Yes, I think a container like this would work for pulling yarn from the outside of a ball. Instead of rolling all over the floor it will just turn around in the container. I think it would help if the container is weighted at the bottom to keep it from tipping over as the ball rolls around.

Posted

For those that ball your skeins, do you do it by hand or do you have a ball winder? If you have a ball winder, what brand/type? If you do it by hand, any idea on how to make it go faster?

Posted
I have seen tutorials for making a skein holder such as this one or ones with soda bottles. I cannot tell if they only work with center pull skeins though.
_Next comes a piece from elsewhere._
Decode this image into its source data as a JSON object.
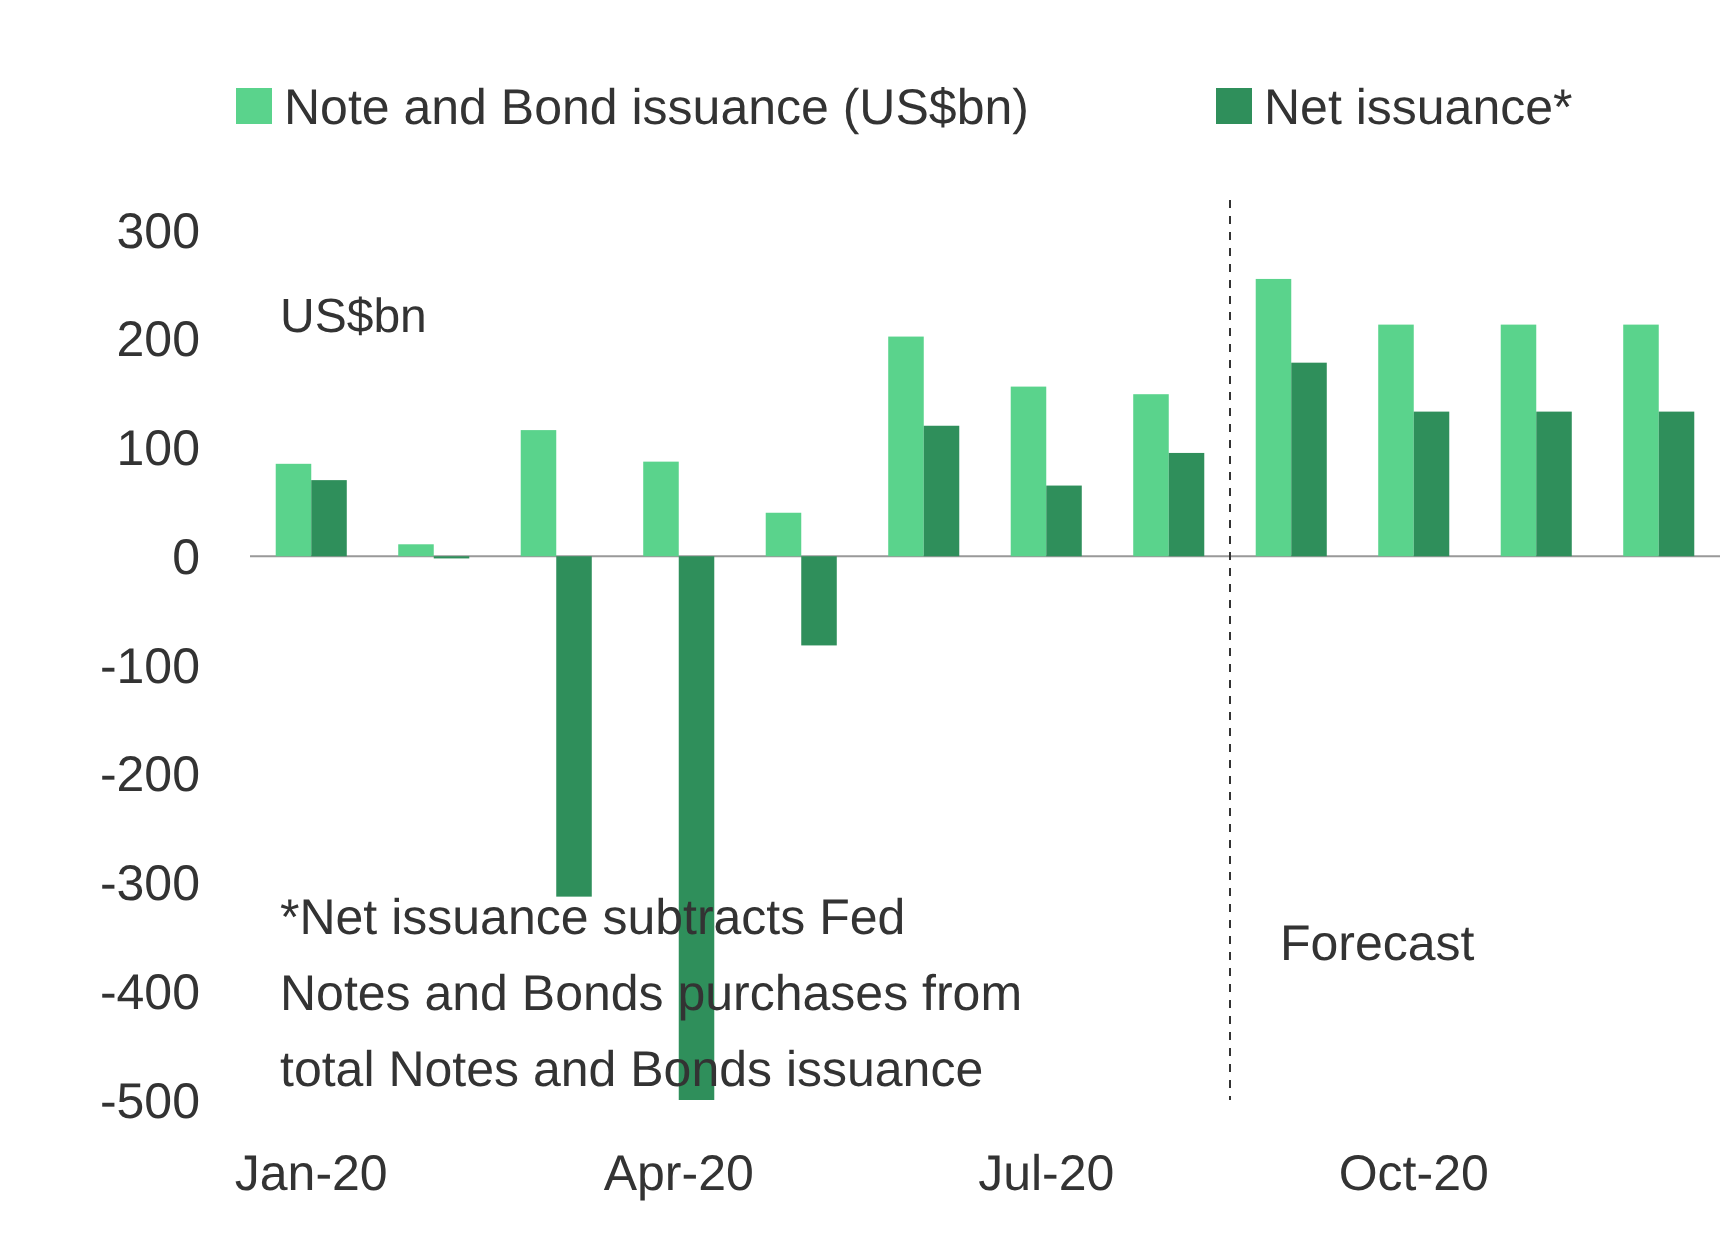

After a few skeins have collapsed into a mess of knots, I have given up on center pulling my yarn. Will something like these keep my skein from hopping all over the floor as I pull from the outside, or would I have to go back to center pulling?
I center pull it and then put it in a ziplock bag. I snip a corner and thread the yarn through. It works well for center pull and non center balls. I can also slip my needles (I always use circs) in the Baggie when I stop and then not loose stitches. You can kind of see on my project here: http://www.ravelry.com/projects/TexasRachel/sallah-cowl

 

These are both excellent ideas. I rarely use center pull yarn, but I think they should work for any yarn.

Posted

I ball mine by hand or using a nostapinne. I would love to have a winder though. I've actually see pictures of people using a small teapot as a yarn bowl and pulling the end through the spout. Very cute, but I'm not sure how practical it would be :)

Posted

I would think that mechanically winding yarn into balls would put the yarn under even greater tension. So, if you're planning to use the ball from the outside (which is under greater tension anyway, regardless of how you wind it), you'd want to wind by hand.

 

Then again, some people wind pretty tightly by hand, now that I think about it.

Posted

I have been winding my leftover yarn using a toilet paper roll in the middle so when I am done and removed the roll the tension is released. I think I am going to have to make my kids eat more oatmeal. I threw the last container out after it sat around waiting to turn into something for months. Until they empty the oatmeal container I found a smaller container to try my balls in.